Child's Sense of Absence and Time Grows More Nuanced
Asks for clarity regarding Mommy's upcoming trip, wonders when Daddy will return from playdate with Futura's daddy
Laurea flew off this morning to her first actual in-person event in over two years, and Kina was ambivalent. She’s come to expect us here, most of the time, ever since she was three years old, and since her brain has skipped ahead faster than our work travel has, she’s just now coming to a much sharper understanding of what it means to be away from us. She can feel the difference between a night out (as I had with Futura’s dad recently) and a week away, and she’s keen to know which she’s signed up for when one of us steps out of the door.
Something about this phase of cognitive development seems to have triggered in Kina some fear of uncertainty—in our absence, and in the timing of our return. Today’s second headline is actually a good illustration of this. We told her this morning that her friends are going to start having birthday parties that she can attend without us, and while she seemed copacetic with the broader notion, the whole framing of these parties as “drop-off parties” and not “drop-off-and-pick-up later parties” made her wonder why we’d leave our most precious daughter at some godforsaken trampoline emporium for an indeterminate period of time.
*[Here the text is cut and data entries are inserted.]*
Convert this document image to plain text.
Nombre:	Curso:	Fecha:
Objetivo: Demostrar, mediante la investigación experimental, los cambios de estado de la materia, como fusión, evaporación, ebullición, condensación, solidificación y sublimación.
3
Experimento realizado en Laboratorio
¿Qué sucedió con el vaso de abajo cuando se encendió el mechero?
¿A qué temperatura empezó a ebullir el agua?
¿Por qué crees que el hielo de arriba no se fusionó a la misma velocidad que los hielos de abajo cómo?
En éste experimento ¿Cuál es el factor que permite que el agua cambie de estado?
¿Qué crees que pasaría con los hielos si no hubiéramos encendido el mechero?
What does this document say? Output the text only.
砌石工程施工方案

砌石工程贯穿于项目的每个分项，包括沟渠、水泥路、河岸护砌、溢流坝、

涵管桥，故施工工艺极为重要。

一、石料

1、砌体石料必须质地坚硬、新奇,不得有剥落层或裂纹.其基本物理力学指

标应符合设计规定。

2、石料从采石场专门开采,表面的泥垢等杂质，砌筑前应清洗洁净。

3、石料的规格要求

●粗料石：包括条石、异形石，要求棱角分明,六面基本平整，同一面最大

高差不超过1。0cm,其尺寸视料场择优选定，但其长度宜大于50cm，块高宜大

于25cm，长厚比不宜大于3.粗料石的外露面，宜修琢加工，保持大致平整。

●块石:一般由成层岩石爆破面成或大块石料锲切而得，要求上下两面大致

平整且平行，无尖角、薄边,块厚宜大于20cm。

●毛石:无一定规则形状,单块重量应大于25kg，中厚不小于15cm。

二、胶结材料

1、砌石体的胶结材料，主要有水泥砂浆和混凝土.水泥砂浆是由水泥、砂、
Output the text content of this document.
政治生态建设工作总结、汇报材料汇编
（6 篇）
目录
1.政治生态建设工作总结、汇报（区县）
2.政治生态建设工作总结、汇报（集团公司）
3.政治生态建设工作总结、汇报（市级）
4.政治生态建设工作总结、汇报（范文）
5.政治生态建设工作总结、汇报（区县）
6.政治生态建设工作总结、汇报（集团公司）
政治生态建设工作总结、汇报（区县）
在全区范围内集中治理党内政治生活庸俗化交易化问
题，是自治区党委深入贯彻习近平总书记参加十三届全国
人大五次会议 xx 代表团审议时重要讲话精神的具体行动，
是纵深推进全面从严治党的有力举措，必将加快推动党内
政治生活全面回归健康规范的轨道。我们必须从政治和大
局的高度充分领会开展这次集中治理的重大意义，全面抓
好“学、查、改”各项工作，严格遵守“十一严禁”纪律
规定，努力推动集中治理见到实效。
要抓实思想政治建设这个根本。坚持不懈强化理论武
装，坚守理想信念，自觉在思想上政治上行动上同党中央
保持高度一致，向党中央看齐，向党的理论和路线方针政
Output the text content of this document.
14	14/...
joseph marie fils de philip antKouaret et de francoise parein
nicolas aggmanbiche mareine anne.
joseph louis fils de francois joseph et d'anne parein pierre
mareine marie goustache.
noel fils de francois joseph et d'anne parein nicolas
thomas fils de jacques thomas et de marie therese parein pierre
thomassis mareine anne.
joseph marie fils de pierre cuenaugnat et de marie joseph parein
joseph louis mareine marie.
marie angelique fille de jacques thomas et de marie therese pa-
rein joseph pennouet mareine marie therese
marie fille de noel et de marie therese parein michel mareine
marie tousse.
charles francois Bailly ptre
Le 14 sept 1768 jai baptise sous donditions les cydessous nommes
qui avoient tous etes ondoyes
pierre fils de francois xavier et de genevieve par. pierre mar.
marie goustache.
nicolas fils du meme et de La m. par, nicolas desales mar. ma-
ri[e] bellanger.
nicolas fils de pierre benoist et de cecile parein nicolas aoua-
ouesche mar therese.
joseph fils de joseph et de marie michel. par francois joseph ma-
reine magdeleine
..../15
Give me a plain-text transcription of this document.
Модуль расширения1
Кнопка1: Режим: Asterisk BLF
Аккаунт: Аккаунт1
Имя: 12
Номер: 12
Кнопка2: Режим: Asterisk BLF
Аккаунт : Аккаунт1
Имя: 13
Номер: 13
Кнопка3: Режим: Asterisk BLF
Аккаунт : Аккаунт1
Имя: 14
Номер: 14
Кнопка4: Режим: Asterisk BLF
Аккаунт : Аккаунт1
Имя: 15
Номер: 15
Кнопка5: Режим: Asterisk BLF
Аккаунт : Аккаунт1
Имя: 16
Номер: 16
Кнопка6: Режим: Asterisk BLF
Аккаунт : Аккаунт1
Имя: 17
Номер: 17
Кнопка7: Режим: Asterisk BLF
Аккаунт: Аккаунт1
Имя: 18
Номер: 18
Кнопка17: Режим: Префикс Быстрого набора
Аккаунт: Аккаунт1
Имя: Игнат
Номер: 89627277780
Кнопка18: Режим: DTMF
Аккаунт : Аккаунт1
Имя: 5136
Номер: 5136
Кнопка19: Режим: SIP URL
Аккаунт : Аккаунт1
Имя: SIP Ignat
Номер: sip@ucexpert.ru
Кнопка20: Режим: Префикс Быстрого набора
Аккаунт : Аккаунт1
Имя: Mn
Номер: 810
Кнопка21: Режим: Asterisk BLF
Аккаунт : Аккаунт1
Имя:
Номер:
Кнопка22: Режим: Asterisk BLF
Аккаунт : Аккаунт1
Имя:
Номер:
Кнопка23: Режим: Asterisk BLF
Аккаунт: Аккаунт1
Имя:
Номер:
We promised her that we’d come back, when the party was over.
Laurea promised that she’d return from Texas, too, when her work was over.
And that I would return from my play date with Futura’s dad, when we were done having dinner.
She seems generally satisfied being apart from us once she knows when we’ll be together again—which is pretty similar to how we feel about her. It’s a good reminder that absences are uncertain and the time we spend together is special. I feel fortunate to be able to tell Kina, with relative confidence, that I’ll see her again so soon; these days, not every parent has that privilege.
After we pulled away from the terminal this morning, Kina was quiet. I asked her if she wanted to listen to her playlist of killer eighties jams, which seemed to cheer her up. I drove her to our favorite soup dumpling place in Flushing, which helped even more, and we made jokes together while we ate. It was time we had together, fully present for the moment, impervious to absence and unbothered by the gap.
Kina walked up to me this morning and said “I am going to paint a Very Powerful Flower.” That is today’s Parade.